Bullough’s book lifts the lid on the secret world of money laundering and tax evasion. Tatiana Salmon (MA Financial Journalism, 2018) reports on the event

by City Press Office (General enquiries)

Investigative journalist and author Oliver Bullough presented his third book, Moneyland: Why Thieves And Crooks Now Rule The World And How To Take It Back (2018), in an event held at City, University of London on 28th March 2019.

The talk was dedicated to the book’s key insights into two of the murkier areas of financial crime – money laundering and tax evasion. 'Moneyland' is Bullough’s term for a secret parallel-world country “of the lawless, stateless super-rich”.

At the event, Bullough described his visit to Ukraine in 2014, during the Ukrainian revolution.

He spoke of an area of state-owned land in a forest outside Kiev that belonged to a British company Astute Partners Ltd, registered at 29 Harley Street in Central London.

Ukrainian court proceedings later showed that the real owner was former Ukrainian president Viktor Yanukovych.

Bullough said that this was not just an issue for Ukraine – wealthier countries such as Britain have been just as involved. “Nobody knows exactly how much money is laundered through Britain. If you look at the global investment figures for every country – and then put it in a table – it should add up, but it doesn’t”.

The journalist explained that his book is essentially a story about people stealing a lot of money from people who need it (like children with HIV in Africa) and “spending it on things that nobody really needs”.

How did we get here?

“I think the reason it started was because the regulations were imperfect – and enough wealthy people wanted to avoid tax – which meant it was profitable for financial professionals to design a system for them,” said Bullough.

As he explained, if an official stole money in the old days, he would only have two options: he could steal and spend it, or he could steal and hide it.

Oliver Bullough during his talk at City. [Photo: Tatiana Salmon]

“Kleptocracy (a government with corrupt leaders) really got going in the 1960s, with people like [Ferdinand] Marcos in the Philippines and subsequently the regimes in Zaire and Nigeria.” After the 1970s, the economy was destabilised by ingenious bankers in Switzerland and the City of London.

“Theft suddenly took off on a massive scale. Now you could steal money, hide it offshore and spend it on luxury goods (expensive property in Miami, for example). You could take your name off the money and enjoy it”, said Bullough. The money was often hidden in Switzerland; “it was totally anonymous and tax free”.

Is there a solution?

Discussing possible solutions, Bullough said: “All it takes is an engaged MP. We need one person who can do the job properly and has sufficient influence, to close those gaps”. He referred to Ulana Suprun, Minister of Healthcare of Ukraine, as “one woman who had political courage”.

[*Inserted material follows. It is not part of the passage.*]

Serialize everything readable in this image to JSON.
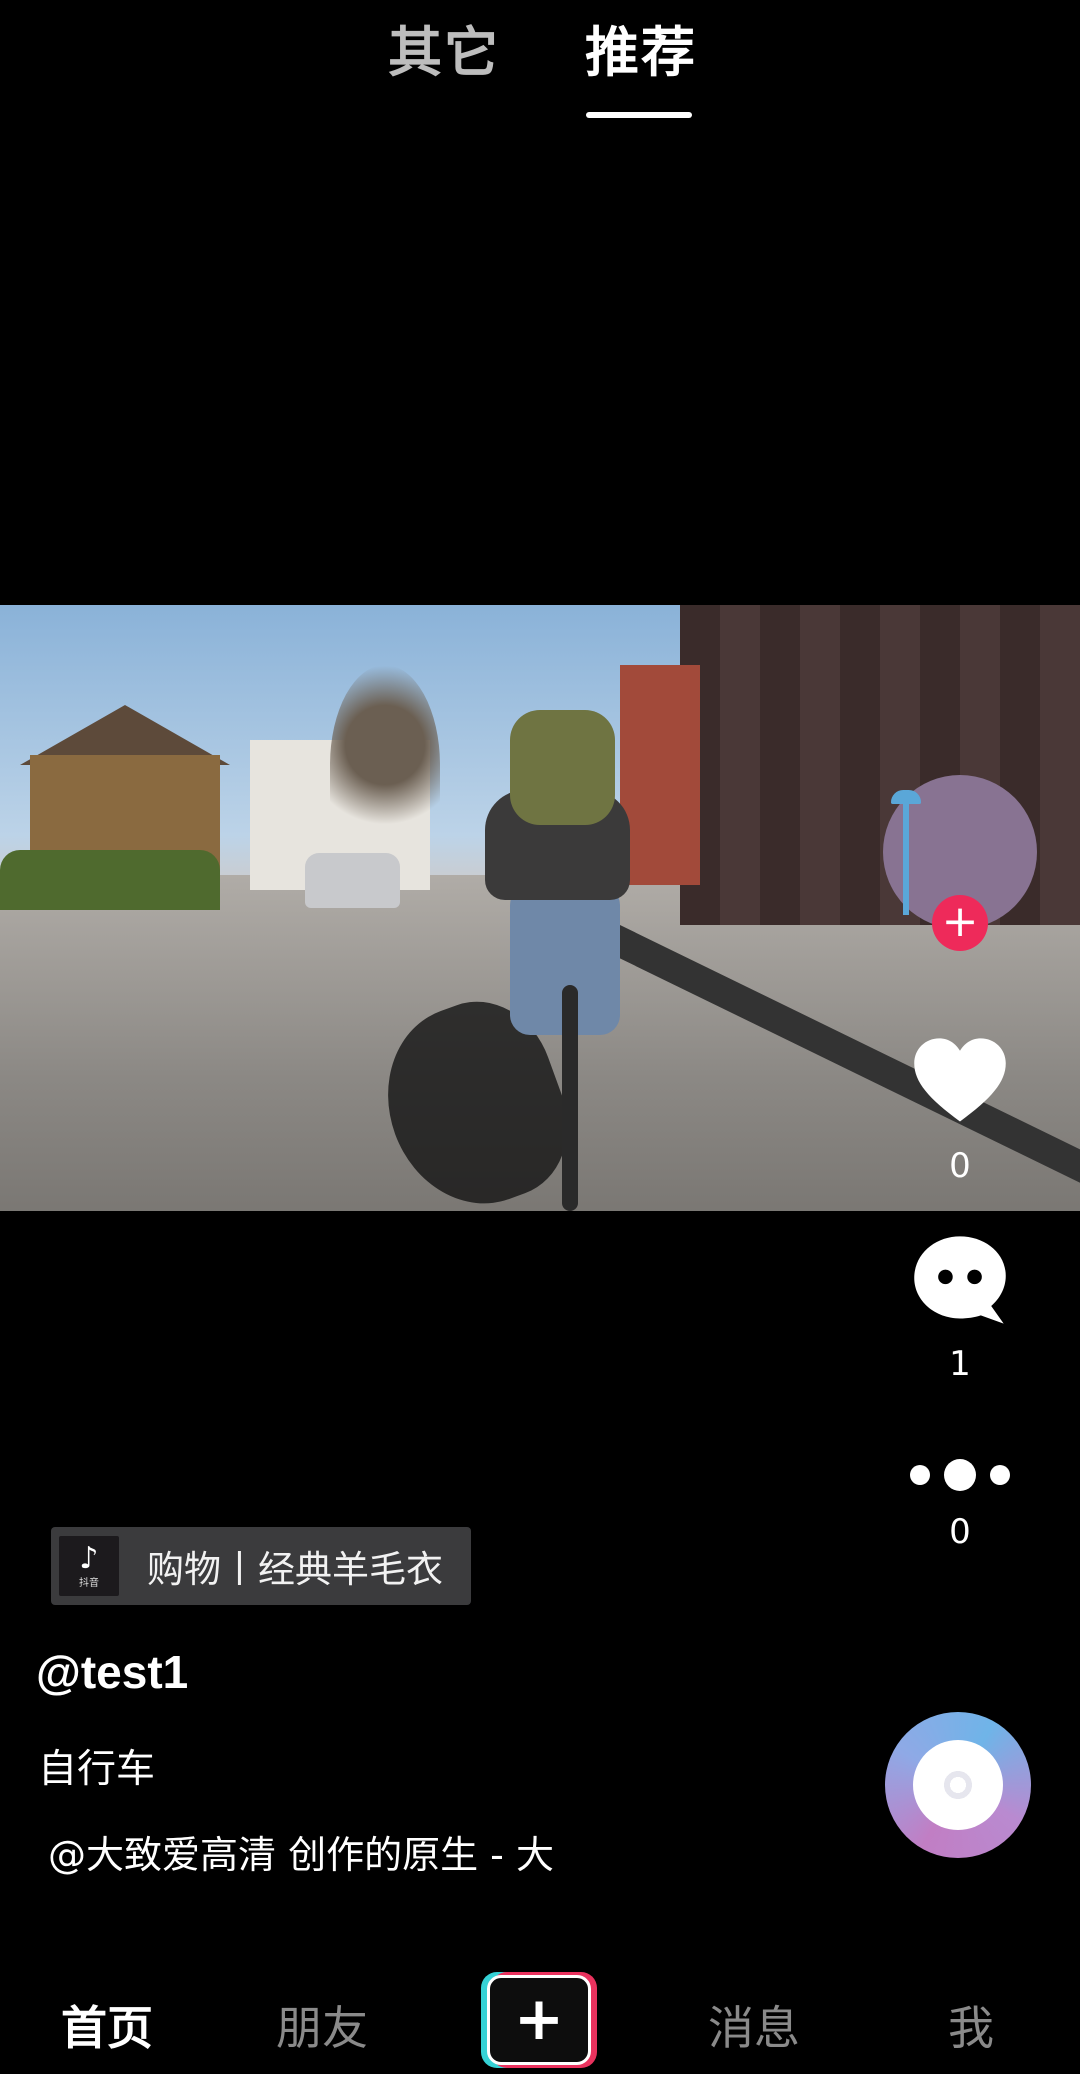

Bullough was joined by Richard Murphy, Professor of Practice in International Political Economy in City’s Department of International Politics and an expert in taxation policy and avoidance. He introduced the book Tax Havens: How Globalization Really Works (Cornell University Press, 2009), which he co-wrote.

Professor Richard Murphy

Professor Murphy explained that the rich stealing money from poor countries use tax havens – places which offer lower tax rates as well as less stringent regulations (such as the Cayman Islands). "Moneyland is the gap between states – the place that the law does not reach, where money can disappear from view."

The problem is the secrecy. It is not clear who owns the offshore companies and how to account for their assets. Professor Murphy said that one of the biggest problems in the UK is that there are 4.8 million companies which live, on average, for only two years. “There is no effective regulation of them,” he said.

Oliver Bullough has a special interest in the former Soviet Union and financial crime. He regularly writes for The Guardian, The New York Times and GQ. Moneyland is published by Profile Books.